Function and dysfunction of the thyroid
The thyroid gland is one of the largest endocrine gland and is found in the neck, below the ‘Adam’s Apple’. When functioning properly, the thyroid measures the speed at which the body uses energy, makes proteins and responds to other hormones. This process involves the thyroid converting iodine into hormones, with the main hormones produced being triiodothyronine (T3) and thyroxine (T4), which regulate the metabolism and the function and growth of other many systems in the body.

“The thyroid can dysfunction for many reasons, such as iodine deficiency, inflammation and infection, autoimmune disorders, genetic factors or cancers,” explains Dr Coetzee. “When this happens, it can lead to problems in the eye and eye socket, with symptoms often appearing when hormone levels are too high. When thyroid dysfunction combines with changes in the eye, the diagnosis of thyroid eye disease, or Graves’ disease, can be made.”

‘Staring’ eyes may mean TED

The most visible sign of thyroid eye disease is noticeably bulging eyeballs, lending the sufferer a fixed, constantly staring appearance. “It’s very common for patients to experience outward bulging of the eyeballs, known as proptosis,” says Dr Coetzee. This can affect one or both eyes and is due to deposits of fat, fluid and inflammatory cells, as well as the eyelids retracting. Sometimes the inflammation of the eye sockets and enlargement of the eye muscles can put pressure on the optic nerve and vision may be affected or lost permanently.”

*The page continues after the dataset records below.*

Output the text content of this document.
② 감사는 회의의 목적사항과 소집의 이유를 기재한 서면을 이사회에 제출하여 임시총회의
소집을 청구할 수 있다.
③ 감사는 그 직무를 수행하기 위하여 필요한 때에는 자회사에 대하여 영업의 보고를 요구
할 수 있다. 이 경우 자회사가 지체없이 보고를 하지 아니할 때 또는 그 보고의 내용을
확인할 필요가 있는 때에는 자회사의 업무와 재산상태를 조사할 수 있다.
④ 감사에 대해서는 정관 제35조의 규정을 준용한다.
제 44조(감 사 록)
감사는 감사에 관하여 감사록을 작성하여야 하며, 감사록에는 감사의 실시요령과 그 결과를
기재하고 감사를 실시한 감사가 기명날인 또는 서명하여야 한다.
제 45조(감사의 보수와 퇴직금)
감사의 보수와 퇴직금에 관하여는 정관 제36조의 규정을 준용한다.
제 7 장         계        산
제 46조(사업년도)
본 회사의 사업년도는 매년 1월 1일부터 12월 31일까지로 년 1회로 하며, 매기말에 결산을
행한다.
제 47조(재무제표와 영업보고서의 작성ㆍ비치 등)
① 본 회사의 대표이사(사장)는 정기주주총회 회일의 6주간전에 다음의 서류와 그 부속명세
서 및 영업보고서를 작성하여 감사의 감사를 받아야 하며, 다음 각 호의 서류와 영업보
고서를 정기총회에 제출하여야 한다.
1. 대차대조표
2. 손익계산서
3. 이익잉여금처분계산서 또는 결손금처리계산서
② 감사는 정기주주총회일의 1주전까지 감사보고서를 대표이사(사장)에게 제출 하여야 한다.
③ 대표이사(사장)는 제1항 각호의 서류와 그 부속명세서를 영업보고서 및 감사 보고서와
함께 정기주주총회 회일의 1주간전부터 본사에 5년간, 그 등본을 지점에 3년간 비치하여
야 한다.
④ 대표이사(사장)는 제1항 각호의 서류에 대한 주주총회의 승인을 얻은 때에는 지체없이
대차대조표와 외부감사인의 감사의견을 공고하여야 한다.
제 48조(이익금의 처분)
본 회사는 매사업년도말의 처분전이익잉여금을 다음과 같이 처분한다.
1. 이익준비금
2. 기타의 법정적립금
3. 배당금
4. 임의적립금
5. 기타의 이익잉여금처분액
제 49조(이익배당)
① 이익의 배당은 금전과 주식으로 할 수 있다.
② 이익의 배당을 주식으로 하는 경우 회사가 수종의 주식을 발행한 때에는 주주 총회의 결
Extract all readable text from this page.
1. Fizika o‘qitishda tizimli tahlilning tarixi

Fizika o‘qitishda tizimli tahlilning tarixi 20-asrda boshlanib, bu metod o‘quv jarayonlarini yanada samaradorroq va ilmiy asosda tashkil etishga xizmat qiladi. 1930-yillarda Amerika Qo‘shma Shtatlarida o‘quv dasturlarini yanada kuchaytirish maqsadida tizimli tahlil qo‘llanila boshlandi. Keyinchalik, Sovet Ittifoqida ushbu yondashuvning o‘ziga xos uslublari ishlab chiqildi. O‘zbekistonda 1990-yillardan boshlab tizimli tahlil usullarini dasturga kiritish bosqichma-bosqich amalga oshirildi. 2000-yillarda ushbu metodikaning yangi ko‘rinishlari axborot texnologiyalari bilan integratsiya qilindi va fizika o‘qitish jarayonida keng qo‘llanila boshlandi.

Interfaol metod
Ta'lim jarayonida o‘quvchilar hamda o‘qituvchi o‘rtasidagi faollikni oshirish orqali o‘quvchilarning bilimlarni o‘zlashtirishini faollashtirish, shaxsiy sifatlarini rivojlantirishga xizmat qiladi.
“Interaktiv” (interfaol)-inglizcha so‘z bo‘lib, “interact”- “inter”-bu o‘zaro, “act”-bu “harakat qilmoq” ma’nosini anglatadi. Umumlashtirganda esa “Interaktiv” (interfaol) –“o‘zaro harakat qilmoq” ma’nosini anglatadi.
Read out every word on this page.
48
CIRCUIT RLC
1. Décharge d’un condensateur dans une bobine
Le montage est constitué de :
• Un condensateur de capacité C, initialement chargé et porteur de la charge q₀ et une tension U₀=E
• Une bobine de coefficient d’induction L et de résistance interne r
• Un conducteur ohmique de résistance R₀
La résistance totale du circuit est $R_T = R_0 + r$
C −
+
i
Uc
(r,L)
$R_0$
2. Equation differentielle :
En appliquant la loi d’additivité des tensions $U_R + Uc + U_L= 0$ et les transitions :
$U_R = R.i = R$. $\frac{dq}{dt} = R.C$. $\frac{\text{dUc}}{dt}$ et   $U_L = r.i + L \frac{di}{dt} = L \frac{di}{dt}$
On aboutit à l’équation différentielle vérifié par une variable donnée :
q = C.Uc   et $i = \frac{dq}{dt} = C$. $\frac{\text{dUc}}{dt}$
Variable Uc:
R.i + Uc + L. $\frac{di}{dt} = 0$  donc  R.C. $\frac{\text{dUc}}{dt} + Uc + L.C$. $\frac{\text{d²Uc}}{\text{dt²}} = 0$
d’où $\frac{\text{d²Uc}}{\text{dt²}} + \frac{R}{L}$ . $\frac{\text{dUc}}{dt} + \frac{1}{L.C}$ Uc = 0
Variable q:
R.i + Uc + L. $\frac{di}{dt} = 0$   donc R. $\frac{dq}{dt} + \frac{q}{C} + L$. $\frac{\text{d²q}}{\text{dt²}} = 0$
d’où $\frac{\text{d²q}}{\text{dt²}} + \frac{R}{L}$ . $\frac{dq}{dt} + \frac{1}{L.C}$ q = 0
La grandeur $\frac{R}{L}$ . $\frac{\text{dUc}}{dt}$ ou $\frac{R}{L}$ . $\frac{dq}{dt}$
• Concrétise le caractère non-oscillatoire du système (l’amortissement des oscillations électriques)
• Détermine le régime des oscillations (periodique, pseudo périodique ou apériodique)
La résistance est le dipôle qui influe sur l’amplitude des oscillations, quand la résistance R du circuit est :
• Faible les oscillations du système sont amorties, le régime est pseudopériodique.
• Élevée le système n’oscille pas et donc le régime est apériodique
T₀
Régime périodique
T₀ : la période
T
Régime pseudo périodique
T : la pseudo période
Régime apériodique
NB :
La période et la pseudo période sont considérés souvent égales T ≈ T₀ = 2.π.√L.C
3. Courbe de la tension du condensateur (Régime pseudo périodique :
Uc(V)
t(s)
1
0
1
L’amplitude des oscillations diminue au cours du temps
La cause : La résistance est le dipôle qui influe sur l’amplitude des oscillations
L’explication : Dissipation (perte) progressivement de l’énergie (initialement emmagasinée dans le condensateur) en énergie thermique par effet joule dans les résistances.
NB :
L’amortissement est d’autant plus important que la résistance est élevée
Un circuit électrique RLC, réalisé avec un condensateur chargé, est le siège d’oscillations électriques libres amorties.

Symptoms of Graves’ disease
• Proptosis (bulging) of one or both eyes
• Swelling of the eyelids
• Puffiness of the eyelids in the morning
• Burning, itching, gritty, watery eyes
• Conjunctival swelling and redness
• Inability to close eyelids properly
• Deteriorating vision
• Diplopia (double vision)
• Increased sensitivity to light

Good eyecare habits for prevention and detection
Obviously any health and wellness regimen rests on a balanced diet rich in fresh foods, vitamins and minerals, pure water and regular exercise/destressing to strengthen your immune system. “Aside from good diet and lifestyle choices, three things you should do immediately if you suspect you could have TED are to give up smoking, see your GP with a view to undertaking thyroid blood level screening and visit your optometrist for a thorough eye exam and eye health assessment,” advises Dr Coetzee. Take advantage of today’s cutting-edge digital retinal imaging technology like optical coherence tomography (OCT), which uses ultrasound to take real-time 3D ‘cross section’ images of your eye. This technology is quickly able to pick up a range of eye conditions and can often show changes in the optic nerves that could indicate the possibility of Graves’ disease.”